Ce qui frappe d'emblée en parcourant les textes de D. Morvan, c'est son amour de la Polynésie. D'origine bretonne, elle s'est installée à Tahiti en 1983, qui l'a tout de suite adoptée. Après avoir travaillé comme journaliste, elle est aujourd'hui directrice d'une maison d'édition consacrée à la Polynésie française.

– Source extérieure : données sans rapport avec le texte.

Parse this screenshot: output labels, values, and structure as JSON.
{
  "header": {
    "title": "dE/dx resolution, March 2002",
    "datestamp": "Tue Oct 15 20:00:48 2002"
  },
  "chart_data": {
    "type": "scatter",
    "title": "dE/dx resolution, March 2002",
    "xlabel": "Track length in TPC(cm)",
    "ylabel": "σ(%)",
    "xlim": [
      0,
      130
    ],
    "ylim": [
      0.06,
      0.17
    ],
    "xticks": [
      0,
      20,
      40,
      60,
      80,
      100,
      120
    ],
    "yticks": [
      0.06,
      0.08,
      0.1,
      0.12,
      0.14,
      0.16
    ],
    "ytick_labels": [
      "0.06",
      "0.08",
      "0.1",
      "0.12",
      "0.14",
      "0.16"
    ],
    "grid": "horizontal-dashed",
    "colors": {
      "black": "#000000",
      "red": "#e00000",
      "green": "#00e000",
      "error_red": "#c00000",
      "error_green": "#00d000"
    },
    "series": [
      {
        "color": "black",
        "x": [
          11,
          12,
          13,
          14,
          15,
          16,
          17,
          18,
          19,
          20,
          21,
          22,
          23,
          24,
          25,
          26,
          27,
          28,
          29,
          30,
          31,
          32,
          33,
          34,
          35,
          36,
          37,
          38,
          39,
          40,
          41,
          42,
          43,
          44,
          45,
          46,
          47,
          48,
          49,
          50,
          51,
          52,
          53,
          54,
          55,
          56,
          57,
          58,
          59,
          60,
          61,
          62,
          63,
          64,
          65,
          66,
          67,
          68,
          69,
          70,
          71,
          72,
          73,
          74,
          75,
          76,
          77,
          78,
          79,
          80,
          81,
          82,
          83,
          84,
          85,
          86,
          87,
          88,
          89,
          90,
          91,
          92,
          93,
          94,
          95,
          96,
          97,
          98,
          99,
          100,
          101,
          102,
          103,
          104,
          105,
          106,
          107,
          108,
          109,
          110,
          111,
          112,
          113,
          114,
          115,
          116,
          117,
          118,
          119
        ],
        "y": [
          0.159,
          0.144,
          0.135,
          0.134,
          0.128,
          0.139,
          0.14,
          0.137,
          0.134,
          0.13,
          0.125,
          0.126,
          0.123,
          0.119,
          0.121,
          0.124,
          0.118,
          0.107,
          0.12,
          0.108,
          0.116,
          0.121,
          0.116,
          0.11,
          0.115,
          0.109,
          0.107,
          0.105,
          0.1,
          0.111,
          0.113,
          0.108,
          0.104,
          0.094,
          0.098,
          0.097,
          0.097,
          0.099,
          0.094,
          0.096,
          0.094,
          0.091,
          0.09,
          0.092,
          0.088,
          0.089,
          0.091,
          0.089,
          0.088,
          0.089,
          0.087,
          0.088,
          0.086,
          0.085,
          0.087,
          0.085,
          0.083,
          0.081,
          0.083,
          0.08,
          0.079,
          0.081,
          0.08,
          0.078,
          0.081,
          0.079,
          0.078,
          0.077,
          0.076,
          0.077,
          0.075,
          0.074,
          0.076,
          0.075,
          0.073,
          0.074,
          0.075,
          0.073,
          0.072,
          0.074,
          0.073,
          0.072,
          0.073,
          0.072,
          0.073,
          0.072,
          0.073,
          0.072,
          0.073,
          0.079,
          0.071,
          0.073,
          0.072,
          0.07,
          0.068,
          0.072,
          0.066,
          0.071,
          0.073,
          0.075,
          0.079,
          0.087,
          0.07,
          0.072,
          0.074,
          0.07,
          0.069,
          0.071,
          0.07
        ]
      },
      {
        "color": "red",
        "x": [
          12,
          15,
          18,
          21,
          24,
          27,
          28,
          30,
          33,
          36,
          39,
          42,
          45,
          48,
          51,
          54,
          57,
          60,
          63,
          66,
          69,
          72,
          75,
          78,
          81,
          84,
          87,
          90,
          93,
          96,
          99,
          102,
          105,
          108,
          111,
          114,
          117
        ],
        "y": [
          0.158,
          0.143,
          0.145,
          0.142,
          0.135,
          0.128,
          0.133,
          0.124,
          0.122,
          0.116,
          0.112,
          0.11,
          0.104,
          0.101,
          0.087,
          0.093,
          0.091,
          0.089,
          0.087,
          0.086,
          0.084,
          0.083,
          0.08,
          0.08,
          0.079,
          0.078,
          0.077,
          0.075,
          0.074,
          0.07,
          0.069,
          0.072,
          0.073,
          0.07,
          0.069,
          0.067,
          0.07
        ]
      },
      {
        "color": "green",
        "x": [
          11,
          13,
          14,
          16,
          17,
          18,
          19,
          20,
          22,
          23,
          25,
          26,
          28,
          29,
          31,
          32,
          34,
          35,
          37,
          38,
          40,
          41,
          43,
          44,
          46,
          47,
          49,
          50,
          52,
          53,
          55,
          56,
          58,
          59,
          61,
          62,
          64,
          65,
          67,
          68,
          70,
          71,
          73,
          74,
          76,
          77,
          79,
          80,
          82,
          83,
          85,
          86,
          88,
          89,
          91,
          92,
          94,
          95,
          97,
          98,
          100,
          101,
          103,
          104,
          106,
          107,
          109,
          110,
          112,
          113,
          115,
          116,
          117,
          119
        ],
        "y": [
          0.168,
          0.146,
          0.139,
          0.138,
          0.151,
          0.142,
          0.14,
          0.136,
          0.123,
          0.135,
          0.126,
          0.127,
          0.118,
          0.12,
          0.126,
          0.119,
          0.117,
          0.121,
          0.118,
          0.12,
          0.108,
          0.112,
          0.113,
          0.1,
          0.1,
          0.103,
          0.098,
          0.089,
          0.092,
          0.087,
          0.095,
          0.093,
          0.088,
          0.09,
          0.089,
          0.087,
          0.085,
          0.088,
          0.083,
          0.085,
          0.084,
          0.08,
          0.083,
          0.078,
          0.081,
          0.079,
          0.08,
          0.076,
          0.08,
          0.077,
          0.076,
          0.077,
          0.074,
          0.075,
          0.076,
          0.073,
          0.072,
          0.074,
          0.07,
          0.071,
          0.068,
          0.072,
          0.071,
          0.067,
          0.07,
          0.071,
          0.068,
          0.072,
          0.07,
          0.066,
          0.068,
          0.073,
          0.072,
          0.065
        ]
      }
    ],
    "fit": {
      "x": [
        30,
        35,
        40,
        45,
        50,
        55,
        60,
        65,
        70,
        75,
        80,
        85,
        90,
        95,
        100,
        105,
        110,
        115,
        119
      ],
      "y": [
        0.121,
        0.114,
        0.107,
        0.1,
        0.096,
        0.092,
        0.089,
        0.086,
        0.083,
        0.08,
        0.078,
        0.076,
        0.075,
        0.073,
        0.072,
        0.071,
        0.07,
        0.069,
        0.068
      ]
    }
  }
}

Tout ce qui concerne l'île l'attire, aussi bien les gens que la nature. Le thème de la mémoire, de la quête des origines, font le lien entre les deux. Tout d'abord, l'eau est la matrice de toute chose :


«  L'eau comme du cristal liquide

semble dissoudre la pierre.

Nos origines sont là,

Dans cette transparence éphémère.

Là vivaient des êtres,

en un dieu qu'ils appelaient matrice,

ventre de la femme. »


Ou encore concernant toujours l'eau, présente sur l'île :


« La rivière est nourrie

du rêve des anciens. »


La roche aussi ramène aux origines, notamment celle des marae; lieux de culte ancestraux :


« Les pierres attendent, emplies d'histoires,

leur densité receuille la mémoire. »


Pour l'écrivain, D. Morvan faisant référence aux Haepori ( récitant en polynésien), sa tâche est bien de « fixer la mémoire » :


«  Une nuit, les mots sont venus

comme pêche miraculeuse

Depuis longtemps

ils tournoyaient

au dessus des montagnes,

Ecrire me faisait mal,

Fixer la mémoire

était contre ma mémoire

Alors je suis parti fusionner

avec d'autres moi-même.

Le temps de souffrir s'est achevé,

Haero po d'aujourd'hui,

j'écris pour que mes fils chantent. »


Atteints par la mondialisation et l'influence occidentale, les Tahitiens ont conscience d'avoir à faire un devoir de mémoire, autrement dit, de protéger un riche patrimoine :


«  Les générations à venir hériteront

des biens que prodigue la nature

La préservation est un devoir de vie,

La protection, un devoir d'amour. »


Même la nature domestiquée, le jardin en l'occurence, est sacrée, dans la mesure où il « raconte l'histoire des Anciens » :


«  Un jardin polynésien embaume, il est foisonnant, sauvage malgré tout, même quand l'homme cherche à le domestiquer.(...) Comme on prie aussi, on conçoit son jardin, car le rapport que l'on entretient avec la Nature est le reflet de notre rapport au sacré. Le contact avec la Nature est une grande affaire de vie. » c


Le jardin est donc lui aussi un « lieu de mémoire » :


«  Le bonheur a un parfum

D'herbe coupée et de fruit mûr.

Jardin, lieu de mémoire

De l'enfance retrouvée. »


  1. Morvan accorde également beaucoup d'importance à la femme polynésienne; la vahine, qui apparaît tout d'abord sous les traits d'une danseuse :


« Tu avances dans la clarté, tu t'exposes

dès le premier geste amorcé, tu souris

tu as été et tu seras danseuse

par tes ancêtres, par le sang et l'air. »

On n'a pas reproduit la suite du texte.